T-r-o-u-b-l-e, Tritt's third album, was released in 1992. Although it didn't match the success of It's All About to Change, it had the number one single, "Can I Trust You With My Heart," and went gold. Tritt bounced back in 1994 with Ten Feet Tall & Bulletproof, which went platinum, spawned the number one single "Foolish Pride," and marked his highest position, number 20, on the pop charts. His 1995 compilation Greatest Hits: From the Beginning went platinum within six months of its November release. Restless Kind was released in 1996, followed two years later by No More Looking Over My Shoulder; Down the Road I Go was issued in fall 2000.

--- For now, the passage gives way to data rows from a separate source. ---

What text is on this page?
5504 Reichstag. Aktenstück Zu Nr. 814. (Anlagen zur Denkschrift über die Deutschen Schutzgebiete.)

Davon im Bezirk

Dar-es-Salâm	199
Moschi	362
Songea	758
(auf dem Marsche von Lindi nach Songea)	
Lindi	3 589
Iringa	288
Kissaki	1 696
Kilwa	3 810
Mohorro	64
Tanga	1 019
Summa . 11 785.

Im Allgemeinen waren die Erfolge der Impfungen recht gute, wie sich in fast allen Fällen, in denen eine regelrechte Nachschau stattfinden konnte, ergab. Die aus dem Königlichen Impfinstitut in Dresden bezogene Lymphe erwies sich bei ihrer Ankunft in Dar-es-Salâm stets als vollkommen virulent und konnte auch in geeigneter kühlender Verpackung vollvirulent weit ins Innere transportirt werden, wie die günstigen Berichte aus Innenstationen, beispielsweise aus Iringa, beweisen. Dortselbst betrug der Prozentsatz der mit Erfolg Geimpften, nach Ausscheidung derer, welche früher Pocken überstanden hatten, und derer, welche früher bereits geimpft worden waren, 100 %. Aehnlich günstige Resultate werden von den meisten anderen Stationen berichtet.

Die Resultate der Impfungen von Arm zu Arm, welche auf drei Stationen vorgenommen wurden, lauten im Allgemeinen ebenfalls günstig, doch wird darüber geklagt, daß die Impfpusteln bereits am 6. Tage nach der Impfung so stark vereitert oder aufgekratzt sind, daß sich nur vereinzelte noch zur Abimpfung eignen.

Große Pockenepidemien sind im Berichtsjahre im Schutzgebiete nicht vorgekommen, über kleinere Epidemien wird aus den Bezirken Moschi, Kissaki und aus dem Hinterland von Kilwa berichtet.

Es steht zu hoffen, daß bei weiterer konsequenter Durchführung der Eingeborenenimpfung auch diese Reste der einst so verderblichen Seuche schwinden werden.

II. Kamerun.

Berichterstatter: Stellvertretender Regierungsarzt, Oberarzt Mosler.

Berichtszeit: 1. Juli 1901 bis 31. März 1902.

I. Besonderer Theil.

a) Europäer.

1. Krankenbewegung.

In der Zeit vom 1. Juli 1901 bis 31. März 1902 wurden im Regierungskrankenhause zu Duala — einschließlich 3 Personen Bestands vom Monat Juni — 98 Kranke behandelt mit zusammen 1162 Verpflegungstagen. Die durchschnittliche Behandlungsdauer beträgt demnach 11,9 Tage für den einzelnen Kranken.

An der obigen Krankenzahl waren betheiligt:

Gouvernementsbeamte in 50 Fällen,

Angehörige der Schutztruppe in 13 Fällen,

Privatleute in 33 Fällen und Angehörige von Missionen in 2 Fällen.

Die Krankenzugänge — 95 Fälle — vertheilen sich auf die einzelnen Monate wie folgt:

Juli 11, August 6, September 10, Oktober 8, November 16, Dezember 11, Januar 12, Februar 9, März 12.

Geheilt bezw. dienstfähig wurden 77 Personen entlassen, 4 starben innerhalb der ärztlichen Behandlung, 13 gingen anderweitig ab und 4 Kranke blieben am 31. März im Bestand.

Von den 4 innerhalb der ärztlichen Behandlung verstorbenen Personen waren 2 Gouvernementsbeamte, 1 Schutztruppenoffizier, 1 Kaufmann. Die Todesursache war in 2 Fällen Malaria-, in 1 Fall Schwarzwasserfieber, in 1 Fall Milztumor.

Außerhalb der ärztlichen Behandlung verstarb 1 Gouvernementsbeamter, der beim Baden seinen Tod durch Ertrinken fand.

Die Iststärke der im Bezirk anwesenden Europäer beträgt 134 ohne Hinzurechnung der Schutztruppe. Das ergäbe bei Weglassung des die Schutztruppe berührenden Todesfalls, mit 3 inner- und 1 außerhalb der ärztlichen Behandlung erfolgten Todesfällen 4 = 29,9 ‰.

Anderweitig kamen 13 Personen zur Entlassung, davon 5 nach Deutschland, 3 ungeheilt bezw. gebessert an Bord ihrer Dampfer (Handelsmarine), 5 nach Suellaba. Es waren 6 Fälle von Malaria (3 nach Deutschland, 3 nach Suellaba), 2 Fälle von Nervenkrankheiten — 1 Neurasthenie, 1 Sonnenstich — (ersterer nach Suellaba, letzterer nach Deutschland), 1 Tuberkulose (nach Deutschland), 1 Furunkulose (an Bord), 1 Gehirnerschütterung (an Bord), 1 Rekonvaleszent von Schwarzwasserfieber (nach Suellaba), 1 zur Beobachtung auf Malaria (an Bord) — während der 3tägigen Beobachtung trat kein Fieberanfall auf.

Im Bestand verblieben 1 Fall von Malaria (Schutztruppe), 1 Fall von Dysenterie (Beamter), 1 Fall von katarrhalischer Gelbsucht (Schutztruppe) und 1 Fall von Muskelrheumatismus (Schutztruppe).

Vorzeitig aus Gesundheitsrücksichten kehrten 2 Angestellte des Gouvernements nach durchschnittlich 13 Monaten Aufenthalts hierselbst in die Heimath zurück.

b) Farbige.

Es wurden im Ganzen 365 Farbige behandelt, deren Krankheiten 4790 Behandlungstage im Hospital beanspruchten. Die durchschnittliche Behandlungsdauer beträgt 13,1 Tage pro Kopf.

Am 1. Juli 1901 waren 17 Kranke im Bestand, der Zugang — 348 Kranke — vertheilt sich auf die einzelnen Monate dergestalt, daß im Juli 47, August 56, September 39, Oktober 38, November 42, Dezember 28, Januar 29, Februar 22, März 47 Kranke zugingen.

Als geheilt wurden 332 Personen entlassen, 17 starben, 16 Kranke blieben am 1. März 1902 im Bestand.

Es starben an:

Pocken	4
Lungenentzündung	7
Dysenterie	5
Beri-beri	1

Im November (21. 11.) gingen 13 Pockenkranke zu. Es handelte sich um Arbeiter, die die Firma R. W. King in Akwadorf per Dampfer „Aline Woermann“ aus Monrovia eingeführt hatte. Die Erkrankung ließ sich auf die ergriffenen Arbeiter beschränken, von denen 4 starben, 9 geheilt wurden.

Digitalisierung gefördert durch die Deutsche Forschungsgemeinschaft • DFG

The aptly titled Down The Road I Go, released in 2000, spawned four top ten hit singles and returned him to platinum stature. The 2002 follow up, Strong Enough, entered the country album chart at #4 with strong sales out of the gate. However, only two top twenty singles resulted from that disc. Which brings him to, My Honky Tonk History. Introduced by barroom piano and a shotgun blast, the album speeds into the aforementioned title track. The outlaw theme runs through to the fatalistic gospel of "Too Far To Turn Around," co-written by label mate Gretchen Wilson, who also lends backing vocals. First single "The Girl's Gone Wild" features Tritt's hardest-driving backbeat since "T-R-O-U-B-L-E."
"What Say You," a duet with John Mellencamp and featuring Bela Fleck on banjo, affirms traditional values but stops well short of being jingoistic. The album's first ballad, "Circus Leaving Town," is a little-known gem from singer/songwriter Philip Claypool that, through metaphor, explores the touring life's toll on a relationship.
A cover of Delbert McClinton's "Monkey Around" is high-test blues, powered by what might be the most explosive recorded vocal performance of Tritt's career. Even a traditional cut like "I See Me" follows the album's theme as the lament of former renegade who sees himself in his son.
The sole self-penned cut is a tender ode to lifelong love titled "We've Had It All," co-written with pal and former tour mate Marty Stuart. "When Good Ol' Boys Go Bad," "It's All About The Money" and "When In Rome" crank up the attitude again, while the stone country "Small Doses" finds heartbreak leaning on a familiar crutch.
Taken as a whole, My Honky Tonk History is far from a rehash of past glory, nor is it an attempt to return to previous successes. But why would an artist who has written the bulk of his own material only record one of his own songs? Why would someone whose talent has continually defied pigeonholing create such a laser-focused album? Why would a committed family man return to sounds that evoke images from a much more turbulent time in his life?
The answer might just be found in that startling confession at album's open. With nothing left to prove, personally or professionally, perhaps Travis Tritt finds himself unencumbered enough to revel almost exclusively in the sounds and themes of the music at his very core. Maybe, just maybe, the sound of outlaw music really has set him free.
Professionally, the new millennium marked a turning point as Tritt's relationship with his first label Warner Bros. deteriorated precipitously, and the singer soon found a new home with Sony/Columbia. Today, Travis Tritt is known not only as a country-rockin innovator, but as an artist who respects country-music tradition.